Both sides agreed to keep this shared vision, as well as its previous and present commitments under regular review to ensure measurable, clear, and irreversible steps towards furthering closer and more productive relations between their two countries. Furthermore, without naming India, the document points out that Afghan-India relations should not be seen as a threat by Pakistan and that the Islamic Republic of Afghanistan’s posture of ‘multi-alignment’ with other countries, pursuing a number of friendly relationships presents a real opportunity for the two countries to exploit and conversely present no threat. One significant development is the fact that by 15 December both countries will ‘re-energize joint intelligence services-led work on analysing, mapping, and cooperating against enemies of peace and those undermining the peace process’.
The visit is arguably an important step in the future of Pak-Afghan relations. Yet success depends on how much the two countries are able to restore confidence in each other and dispel the feeling of mistrust, which has haunted relations between the two neighbours in the past. Ghani’s forthcoming visit to Pakistan in the first quarter of next year may well depend on the events of the coming months. Given its rancorous relationship with India, Pakistan wants to strengthen its ties with Afghanistan and desires peace within it to avoid a two-front war dilemma and aims at reducing the Indian influence in Afghanistan. On the other hand, many Afghans see Pakistan as being sympathetic to and having close ties with the Taliban, posing challenges for any promise of peace and cooperation in future.
Interestingly, the talks completely lacked a discussion on Washington’s announcement regarding troop reduction. The withdrawal is seen by many as leading to increase in violence, regional chaos, and strengthening of local Islamic groups.

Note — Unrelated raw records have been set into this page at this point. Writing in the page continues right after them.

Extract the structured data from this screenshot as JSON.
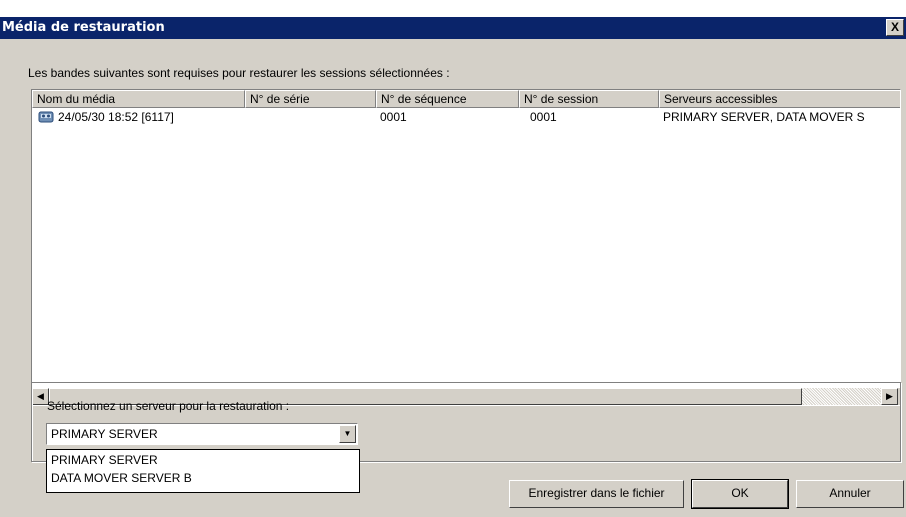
{
  "window": {
    "title": "Média de restauration",
    "close_label": "X"
  },
  "intro_text": "Les bandes suivantes sont requises pour restaurer les sessions sélectionnées :",
  "table": {
    "columns": [
      "Nom du média",
      "N° de série",
      "N° de séquence",
      "N° de session",
      "Serveurs accessibles"
    ],
    "rows": [
      {
        "icon": "tape-media-icon",
        "media_name": "24/05/30 18:52 [6117]",
        "serial": "",
        "sequence": "0001",
        "session": "0001",
        "servers": "PRIMARY SERVER, DATA MOVER S"
      }
    ]
  },
  "server_select": {
    "label": "Sélectionnez un serveur pour la restauration :",
    "value": "PRIMARY SERVER",
    "options": [
      "PRIMARY SERVER",
      "DATA MOVER SERVER B"
    ]
  },
  "buttons": {
    "save": "Enregistrer dans le fichier",
    "ok": "OK",
    "cancel": "Annuler"
  },
  "colors": {
    "titlebar": "#0a246a",
    "dialog_bg": "#d4d0c8"
  }
}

Moreover, this meeting could have been more successful if important Afghan personalities, such as Abdullah Abdullah, were present and Prime Minister Khan’s meeting was not only restricted to President Ghani. Perhaps, this is indicative of the cautious approach taken by the Government of Afghanistan towards its relations with Pakistan. The course of action taken by the two countries in the coming months will determine the future of their bilateral relations.